I was just chastised for being “erudite”. This castigation was part of a greater argument intent on demonstrating why my point was somehow less valid than that of my opponent; an attempt at ad hominem, but unintentionally turned upside down. The debate itself had loathsome structure and lacked precision. If it had been some sort of test of a reasonable question, the kind I used to debate back in high school, even the most uninterested or inexperienced judge would have had to call the whole thing off.
Here in lies today’s life lesson. Back in my high school days I spent time cultivating a more expensive vocabulary specifically because it provided increased accuracy and greater precision. At various points during that time I felt encouraged in this pursuit by teachers, parents and other superiors eager to support rhetorical success. At the time I needed the success, in any form and having the forum just made me happier relative to the shiftless kid I had been prior. Admittedly, my formal education stalled and while I may unintentionally demonstrate “great learning or knowledge” even I know there are much smarter and more capable people out there with credentials to back them up. Today that vocabulary may unintentionally paint me as a “smartypants” or a guy-on-the-internet-with-a-superiority-complex ([your favorite deity] forbid). Its ultimately an obsessive/compulsive pursuit for a narrow degree of closeness of measurement to a true value.
Now years after high school cross-x I have found that debate and even impromptu rhetorical exercise has became increasingly an opportunity for wonder and confusion. I completely understand that you and seven billion others are likely to see things differently than I do, in fact, I would bet on this likelihood. I’ve also found that, because there is largely no organization around these sorts of disagreements, the lack of rules ultimately makes the whole affair useless.
Frankly, before you learn even the least bit about rhetoric, you should read a disclaimer stating firmly and without equivocation that you’re signing up for a lifetime of disappointment. Unless you’ve got a pHd and work at a think-tank no argument or debate will ever again be as rigorous, well structured, precise and meaningful as what you’re likely to get at the standard high school invitational. You may make a habit of reading and learning about things that interest you around what would appear to be a reasonable resolve, but ultimately, you’re going to spend most of your time after high school listing off the logical fallacies the opposition will rely on.
Ultimately, in my most recent disappointment for a debate, I ended up withdrawing all comments and resigning any opposition because, per my oppositions only valid point, there was no point to the exercise. His argument was so poorly formed and so rife with comments about the potential state of my mind that I felt like I was facing a sand blaster with a broken throttle. I need to renew my resolve to avoid this kind of social contact with friends and, and in this case, strangers. It does me no good and usually leaves me stuck in thought loops which just eat away at me.
Bah, don’t give up. You have a vocabulary, use it. 🙂 Wonder and confusion probably stems from ignorance of the lesser used words in the English language. You hit on a concern of mine–we seem to be trending towards letting language atrophy, opting to dumb things down because we’re too lazy to look up words we don’t understand or remember, settling for what comes to mind the quickest and not what really reflects what you intend.

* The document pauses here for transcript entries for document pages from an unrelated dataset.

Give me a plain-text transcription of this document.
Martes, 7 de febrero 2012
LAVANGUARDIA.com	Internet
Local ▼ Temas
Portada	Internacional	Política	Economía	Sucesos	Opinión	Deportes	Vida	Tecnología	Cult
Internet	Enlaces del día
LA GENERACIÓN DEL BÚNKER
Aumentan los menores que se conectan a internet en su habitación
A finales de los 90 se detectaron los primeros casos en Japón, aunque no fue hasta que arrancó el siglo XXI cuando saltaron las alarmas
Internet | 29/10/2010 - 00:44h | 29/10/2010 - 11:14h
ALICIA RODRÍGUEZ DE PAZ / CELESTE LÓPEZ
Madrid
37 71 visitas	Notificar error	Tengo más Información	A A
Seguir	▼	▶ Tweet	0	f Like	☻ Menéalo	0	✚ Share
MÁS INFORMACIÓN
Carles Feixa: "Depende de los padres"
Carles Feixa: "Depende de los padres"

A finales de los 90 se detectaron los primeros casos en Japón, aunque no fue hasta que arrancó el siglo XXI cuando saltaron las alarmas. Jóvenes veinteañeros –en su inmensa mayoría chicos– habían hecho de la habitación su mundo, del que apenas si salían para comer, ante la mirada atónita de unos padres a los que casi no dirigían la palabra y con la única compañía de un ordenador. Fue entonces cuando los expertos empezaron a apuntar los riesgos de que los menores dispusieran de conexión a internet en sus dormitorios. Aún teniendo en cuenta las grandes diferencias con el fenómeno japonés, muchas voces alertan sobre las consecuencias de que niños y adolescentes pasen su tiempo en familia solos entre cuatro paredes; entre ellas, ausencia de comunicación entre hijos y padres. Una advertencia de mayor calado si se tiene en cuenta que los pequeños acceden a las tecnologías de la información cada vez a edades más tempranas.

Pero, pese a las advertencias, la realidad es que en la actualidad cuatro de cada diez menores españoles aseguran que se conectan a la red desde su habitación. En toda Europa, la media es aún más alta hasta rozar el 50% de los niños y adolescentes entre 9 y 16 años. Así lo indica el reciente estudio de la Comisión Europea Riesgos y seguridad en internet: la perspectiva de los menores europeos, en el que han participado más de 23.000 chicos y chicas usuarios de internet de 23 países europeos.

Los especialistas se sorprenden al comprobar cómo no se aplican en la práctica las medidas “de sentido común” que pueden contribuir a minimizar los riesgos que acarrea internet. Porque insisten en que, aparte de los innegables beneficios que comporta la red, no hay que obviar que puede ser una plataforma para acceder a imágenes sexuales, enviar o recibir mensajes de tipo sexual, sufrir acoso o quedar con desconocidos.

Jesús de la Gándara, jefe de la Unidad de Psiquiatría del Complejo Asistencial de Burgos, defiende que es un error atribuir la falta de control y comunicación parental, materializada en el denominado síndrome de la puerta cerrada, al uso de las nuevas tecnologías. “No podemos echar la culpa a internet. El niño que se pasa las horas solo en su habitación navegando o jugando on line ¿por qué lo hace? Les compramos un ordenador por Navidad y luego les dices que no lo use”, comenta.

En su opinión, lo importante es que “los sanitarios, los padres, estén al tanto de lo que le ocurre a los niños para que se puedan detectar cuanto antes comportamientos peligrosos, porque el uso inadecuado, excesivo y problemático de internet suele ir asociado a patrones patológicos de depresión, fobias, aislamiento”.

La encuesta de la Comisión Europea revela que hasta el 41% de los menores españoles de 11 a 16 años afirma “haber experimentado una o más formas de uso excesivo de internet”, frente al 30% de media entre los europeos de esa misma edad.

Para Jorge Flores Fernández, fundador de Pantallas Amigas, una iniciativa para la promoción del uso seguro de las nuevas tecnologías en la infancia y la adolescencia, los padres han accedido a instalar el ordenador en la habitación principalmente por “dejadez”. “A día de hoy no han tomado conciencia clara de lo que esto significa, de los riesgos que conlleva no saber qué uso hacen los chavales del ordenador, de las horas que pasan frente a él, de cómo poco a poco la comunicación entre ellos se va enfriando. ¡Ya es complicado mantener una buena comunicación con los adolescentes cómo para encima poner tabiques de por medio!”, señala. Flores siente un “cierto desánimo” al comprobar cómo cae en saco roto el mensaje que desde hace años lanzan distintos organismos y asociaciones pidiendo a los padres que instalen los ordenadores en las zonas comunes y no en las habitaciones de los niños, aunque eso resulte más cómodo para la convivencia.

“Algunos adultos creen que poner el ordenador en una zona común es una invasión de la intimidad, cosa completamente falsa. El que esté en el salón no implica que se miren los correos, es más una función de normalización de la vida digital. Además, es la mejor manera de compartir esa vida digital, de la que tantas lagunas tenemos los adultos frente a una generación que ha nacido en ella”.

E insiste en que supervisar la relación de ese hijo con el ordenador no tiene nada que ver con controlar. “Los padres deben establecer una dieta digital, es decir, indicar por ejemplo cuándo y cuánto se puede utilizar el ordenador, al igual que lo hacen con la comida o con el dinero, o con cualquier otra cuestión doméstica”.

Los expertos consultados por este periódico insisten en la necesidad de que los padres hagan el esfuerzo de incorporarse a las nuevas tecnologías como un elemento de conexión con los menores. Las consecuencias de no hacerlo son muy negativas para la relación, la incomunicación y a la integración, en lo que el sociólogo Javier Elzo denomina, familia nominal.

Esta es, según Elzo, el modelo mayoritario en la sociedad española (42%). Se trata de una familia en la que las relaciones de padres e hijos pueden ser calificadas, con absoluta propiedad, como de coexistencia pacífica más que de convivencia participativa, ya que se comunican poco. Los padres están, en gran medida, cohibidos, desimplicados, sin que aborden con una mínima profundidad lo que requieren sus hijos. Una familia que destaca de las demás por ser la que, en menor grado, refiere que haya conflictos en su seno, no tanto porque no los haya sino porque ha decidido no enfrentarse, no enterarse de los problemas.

Oh I’m not giving up, just trying to avoid useless exchanges. Vocabulary is the framework of the minds; a big vocabulary is an expansive mind. Campbell’s monkeys make six basic sounds and have about 20 words, their shared experience is bound by this limitation. I’ve been told, more than once in my life, that I use ten dollar words where a nickel one word will do, but I’m certainly over apologizing for this as if it were some sort of character flaw. If others are too concerned with the norm to see this as a blessing that’s too bad for them.